The Rhode Island General Assembly today passed legislation introduced by Sen. V. Susan Sosnowski (D-Dist. 37, South Kingstown, New Shoreham) and House Majority Whip Katherine S. Kazarian (D-Dist. 63, East Providence) that would ban health insurers from utilizing the discriminatory practice known as gender rating, or routinely charging women and men different premiums for individual insurance.
“Women face unconscionable disparities when buying health insurance in the individual market,” Senator Sosnowski (D-Dist. 37, South Kingstown, New Shoreham) said. “Women sometimes are charged 10 percent to 25 percent to 50 percent more than men for insurance providing identical coverage, especially during the age bracket associated with child-bearing years.”
This legislation (2021-S 0003A, 2021-H 5763) would prohibit insurance companies from varying the premium rates charged for a health coverage plan based on the gender of the individual policy holder, enrollee, subscriber, or member.
“The discrimination that women have faced when it comes to the costs of health insurance has existed for far too long and needs to end,” said Representative Kazarian. “If we truly value the positive impacts of regular healthcare, there is no reason women should be discriminated against and forced to pay much-higher rates for their medical care. This bill will eliminate this gross injustice and finally bring women in our state the healthcare equality that they rightfully deserve.”
When it comes to health insurance, women are considered a higher risk than men because they tend to visit the doctor more frequently, live longer, and have babies.
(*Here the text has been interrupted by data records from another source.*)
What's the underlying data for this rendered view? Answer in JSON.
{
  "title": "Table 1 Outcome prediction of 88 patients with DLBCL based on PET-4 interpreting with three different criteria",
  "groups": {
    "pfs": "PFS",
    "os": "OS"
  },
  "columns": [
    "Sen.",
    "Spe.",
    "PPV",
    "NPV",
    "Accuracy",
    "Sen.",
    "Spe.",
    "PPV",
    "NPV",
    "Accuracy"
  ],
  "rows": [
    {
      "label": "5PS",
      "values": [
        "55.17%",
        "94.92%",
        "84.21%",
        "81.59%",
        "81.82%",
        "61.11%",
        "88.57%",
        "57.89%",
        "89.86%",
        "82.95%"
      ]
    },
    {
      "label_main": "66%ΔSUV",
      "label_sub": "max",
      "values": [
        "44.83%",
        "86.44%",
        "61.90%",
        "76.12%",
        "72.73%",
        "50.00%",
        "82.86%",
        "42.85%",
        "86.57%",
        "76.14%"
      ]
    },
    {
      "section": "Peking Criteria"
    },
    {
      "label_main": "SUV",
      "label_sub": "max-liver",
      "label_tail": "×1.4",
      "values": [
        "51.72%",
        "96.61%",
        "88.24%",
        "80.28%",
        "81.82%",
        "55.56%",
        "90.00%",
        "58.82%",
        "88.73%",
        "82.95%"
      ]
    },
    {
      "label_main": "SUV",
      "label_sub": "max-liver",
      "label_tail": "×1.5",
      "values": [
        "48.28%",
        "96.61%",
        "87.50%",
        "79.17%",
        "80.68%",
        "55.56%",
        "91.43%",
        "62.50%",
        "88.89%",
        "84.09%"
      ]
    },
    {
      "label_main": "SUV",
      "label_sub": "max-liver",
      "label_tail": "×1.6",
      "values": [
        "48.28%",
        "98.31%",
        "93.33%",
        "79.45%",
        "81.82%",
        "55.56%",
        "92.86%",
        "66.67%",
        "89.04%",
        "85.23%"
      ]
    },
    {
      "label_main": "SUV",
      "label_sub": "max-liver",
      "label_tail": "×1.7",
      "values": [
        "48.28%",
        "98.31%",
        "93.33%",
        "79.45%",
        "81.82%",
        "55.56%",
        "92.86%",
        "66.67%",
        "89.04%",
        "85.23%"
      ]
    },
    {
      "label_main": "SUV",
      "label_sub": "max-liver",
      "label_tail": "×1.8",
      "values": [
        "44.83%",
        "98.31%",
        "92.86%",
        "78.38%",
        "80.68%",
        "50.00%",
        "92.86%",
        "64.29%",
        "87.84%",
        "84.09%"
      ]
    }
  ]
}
The practice is similar to car insurance companies charging a higher premium to insure teenage drivers.
Research from a 2012 National Women’s Law Center report entitled, “Turning to Fairness: Insurance Discrimination Against Women Today and the Affordable Care Act,” states that 92 percent of best-selling plans charge women more for health insurance coverage than men in states without laws banning gender rating. Only 3 percent of these plans cover maternity services. It also states that the practice of gender rating costs women approximately $1 billion per year, based on an average of 2012 advertised premiums and the most recent data on the number of women in the individual health insurance market. Excluding maternity coverage, the report further says that nearly one-third of plans examined charge 25- to 40-year-old women at least 30 percent more than men for the same coverage. In some cases, the difference is even greater.
The National Women’s Law Center is a research and advocacy group, which works to expand, protect and promote opportunity and advancement for women and girls.